Due to the roughness of the paper and the small size of his writing, he could only use unsplit quills. It seems he only switched to steel pens in 1833.

We house an extremely rare manuscript by Hahnemann with scientific text – the likes of which are almost never offered on the antiques market.

This sheet shown here measures 17.5 x 21.5 cm. The font size can be estimated from the pins next to the heading. And so Hahnemann wrote many thousands of pages.

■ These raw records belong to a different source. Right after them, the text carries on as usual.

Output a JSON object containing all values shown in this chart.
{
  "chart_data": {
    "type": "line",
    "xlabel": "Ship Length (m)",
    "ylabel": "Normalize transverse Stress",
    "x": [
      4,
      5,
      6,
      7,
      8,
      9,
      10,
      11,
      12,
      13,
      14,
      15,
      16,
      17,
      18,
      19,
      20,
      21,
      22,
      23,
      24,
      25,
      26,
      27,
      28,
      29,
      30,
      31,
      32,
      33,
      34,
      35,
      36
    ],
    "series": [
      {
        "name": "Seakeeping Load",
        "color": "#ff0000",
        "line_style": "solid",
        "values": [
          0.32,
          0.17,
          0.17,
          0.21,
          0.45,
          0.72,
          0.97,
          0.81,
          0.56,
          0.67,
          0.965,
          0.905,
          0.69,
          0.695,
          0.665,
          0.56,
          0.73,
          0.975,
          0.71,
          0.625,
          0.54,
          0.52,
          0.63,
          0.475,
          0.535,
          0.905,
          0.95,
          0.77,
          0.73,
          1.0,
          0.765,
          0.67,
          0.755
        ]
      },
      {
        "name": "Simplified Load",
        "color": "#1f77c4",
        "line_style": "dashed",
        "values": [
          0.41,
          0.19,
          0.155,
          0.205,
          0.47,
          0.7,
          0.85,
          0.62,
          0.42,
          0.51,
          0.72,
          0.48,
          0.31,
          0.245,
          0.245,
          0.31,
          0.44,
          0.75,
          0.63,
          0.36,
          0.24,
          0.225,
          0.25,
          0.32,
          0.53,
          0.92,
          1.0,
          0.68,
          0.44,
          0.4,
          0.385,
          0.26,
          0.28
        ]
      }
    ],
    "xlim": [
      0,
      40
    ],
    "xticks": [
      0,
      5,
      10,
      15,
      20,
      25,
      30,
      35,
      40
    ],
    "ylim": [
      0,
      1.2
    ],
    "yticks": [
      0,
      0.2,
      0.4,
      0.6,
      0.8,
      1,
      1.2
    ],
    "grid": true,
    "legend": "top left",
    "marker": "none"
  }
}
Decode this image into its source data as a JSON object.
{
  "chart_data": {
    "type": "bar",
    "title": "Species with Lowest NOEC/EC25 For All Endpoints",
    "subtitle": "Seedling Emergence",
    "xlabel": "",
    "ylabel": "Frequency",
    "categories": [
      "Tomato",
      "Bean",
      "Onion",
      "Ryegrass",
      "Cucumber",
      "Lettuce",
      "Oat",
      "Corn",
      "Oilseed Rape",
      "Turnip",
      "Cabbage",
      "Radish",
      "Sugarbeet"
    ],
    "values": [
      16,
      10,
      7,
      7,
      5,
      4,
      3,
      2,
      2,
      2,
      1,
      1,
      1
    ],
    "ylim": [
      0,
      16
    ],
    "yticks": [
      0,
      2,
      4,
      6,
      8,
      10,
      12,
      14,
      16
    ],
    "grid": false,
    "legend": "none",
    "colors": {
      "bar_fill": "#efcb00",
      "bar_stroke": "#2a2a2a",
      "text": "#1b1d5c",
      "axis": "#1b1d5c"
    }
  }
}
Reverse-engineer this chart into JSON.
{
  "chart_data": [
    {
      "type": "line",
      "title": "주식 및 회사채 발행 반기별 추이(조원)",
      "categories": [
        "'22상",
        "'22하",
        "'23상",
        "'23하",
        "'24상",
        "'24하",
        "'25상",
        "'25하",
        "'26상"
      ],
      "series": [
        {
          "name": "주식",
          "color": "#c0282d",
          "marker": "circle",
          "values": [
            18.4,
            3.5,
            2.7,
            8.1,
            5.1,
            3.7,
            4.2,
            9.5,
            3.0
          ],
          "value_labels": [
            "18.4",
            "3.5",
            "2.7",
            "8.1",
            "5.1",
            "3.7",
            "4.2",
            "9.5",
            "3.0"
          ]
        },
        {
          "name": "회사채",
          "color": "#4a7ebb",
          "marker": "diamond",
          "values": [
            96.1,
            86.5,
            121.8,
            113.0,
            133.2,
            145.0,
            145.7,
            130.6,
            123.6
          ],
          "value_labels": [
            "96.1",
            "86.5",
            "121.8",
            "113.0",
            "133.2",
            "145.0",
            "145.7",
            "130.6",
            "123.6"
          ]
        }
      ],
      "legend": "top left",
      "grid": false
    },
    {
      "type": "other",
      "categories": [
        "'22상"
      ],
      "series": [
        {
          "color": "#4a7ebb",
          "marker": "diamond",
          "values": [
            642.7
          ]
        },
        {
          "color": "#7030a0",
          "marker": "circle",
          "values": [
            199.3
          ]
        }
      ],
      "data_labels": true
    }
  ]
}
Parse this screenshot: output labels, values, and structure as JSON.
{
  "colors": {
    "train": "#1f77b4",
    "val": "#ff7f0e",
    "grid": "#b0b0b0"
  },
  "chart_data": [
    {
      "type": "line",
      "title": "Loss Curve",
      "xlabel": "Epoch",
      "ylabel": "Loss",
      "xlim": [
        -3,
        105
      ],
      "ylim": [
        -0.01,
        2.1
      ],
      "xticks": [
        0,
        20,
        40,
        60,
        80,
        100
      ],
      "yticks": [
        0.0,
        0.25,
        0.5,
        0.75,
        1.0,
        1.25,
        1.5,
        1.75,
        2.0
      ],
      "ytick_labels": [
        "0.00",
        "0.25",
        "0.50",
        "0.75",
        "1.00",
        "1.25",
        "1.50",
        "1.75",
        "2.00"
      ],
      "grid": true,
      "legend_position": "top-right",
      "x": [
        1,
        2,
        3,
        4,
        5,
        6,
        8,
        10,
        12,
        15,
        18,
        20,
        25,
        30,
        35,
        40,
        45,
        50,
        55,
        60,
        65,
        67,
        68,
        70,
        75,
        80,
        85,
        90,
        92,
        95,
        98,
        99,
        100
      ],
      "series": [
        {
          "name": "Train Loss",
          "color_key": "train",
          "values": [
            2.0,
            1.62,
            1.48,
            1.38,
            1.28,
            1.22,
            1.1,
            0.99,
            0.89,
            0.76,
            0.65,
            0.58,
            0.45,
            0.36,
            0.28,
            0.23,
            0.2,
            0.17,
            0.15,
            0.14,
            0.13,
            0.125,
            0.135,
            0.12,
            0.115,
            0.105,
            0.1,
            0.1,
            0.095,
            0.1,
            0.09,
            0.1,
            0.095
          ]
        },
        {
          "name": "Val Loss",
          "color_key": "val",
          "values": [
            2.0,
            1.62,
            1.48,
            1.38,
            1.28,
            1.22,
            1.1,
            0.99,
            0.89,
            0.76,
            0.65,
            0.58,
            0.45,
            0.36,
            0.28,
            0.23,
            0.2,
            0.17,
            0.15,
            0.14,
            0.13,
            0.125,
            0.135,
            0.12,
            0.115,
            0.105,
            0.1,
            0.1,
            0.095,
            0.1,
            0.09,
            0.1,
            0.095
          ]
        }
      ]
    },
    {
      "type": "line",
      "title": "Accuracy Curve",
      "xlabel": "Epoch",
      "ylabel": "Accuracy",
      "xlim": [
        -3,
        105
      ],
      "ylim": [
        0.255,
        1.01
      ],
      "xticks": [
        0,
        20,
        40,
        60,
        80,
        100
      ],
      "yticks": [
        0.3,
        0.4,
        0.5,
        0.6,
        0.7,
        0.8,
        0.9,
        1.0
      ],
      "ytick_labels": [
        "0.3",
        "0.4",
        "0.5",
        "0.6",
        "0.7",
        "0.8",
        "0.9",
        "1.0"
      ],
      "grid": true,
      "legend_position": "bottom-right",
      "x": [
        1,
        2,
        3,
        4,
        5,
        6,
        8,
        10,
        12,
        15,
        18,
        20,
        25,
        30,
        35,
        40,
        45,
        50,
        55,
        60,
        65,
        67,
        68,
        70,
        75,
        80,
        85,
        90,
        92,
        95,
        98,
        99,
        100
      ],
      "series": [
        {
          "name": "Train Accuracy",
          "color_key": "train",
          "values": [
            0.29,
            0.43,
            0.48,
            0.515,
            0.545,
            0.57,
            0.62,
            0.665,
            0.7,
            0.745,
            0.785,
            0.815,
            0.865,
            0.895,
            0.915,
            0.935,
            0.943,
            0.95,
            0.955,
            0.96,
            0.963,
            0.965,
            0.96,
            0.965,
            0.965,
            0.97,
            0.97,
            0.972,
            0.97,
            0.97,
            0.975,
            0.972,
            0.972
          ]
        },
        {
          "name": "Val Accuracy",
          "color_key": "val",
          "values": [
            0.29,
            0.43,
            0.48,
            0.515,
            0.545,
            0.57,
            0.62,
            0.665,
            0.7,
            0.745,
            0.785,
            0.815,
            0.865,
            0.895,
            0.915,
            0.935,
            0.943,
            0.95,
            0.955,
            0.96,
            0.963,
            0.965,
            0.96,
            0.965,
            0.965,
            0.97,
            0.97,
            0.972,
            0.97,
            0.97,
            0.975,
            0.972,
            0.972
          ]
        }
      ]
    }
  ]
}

The two pages managed by the Hahnemann Center come from the manuscript for the 6th volume of his Pure Materia Medica, 2nd edition, which he wrote between 1822 and 1827. Incidentally, the manuscript pages for the remedies Wütherich and Zinn were considered lost. This one by Zinn is the only one whose whereabouts are known. This alone attests to the historical value of this document

Back to Hahnemann: He was also frugal with physical pleasures. Even during his prosperous years, he allowed himself thin, sweet beer and his pipe. He rarely drank wine, coffee, or tea. Otherwise, he seemed to keep himself young through his work. He once wrote: “Late in the evening, one goes to bed dead tired, and after a short sleep, one rises in the morning fresh and strengthened for new work.”
The English physician Dr. Dudgeon once wrote: “We can only begin to get a true idea of ​​his industriousness when we realize that he tested approximately 100 different remedies, that he wrote nearly 70 original works on chemistry and medicine, several of which comprise several substantial volumes, and that he translated 24 works, some of them multi-volume, from English, French, Italian, and Latin, dealing with chemistry, pharmacology, agriculture, and general literature. And all this alongside his medical practice and his work as a teacher!”
Dudgeon had no insight into the numerous and impressive volumes of Hahnemann’s medical journals and repertories, nor into the still-incalculable number of patient letters that arrived at his door, all of which he read, annotating them with a brief summary of his responses and answering them in detail.
Hahnemann was a rare master of his native language, which corresponds to the style of classical German literature. In his old age, Hahnemann’s language became more ponderous and pompous. Typical were the extraordinarily long sentences with frequent interpolation and explanatory insertions. His sentence structures were complicated, confusing, and difficult to understand. Except in his letters: they were written in grammar and easy and fluent to read.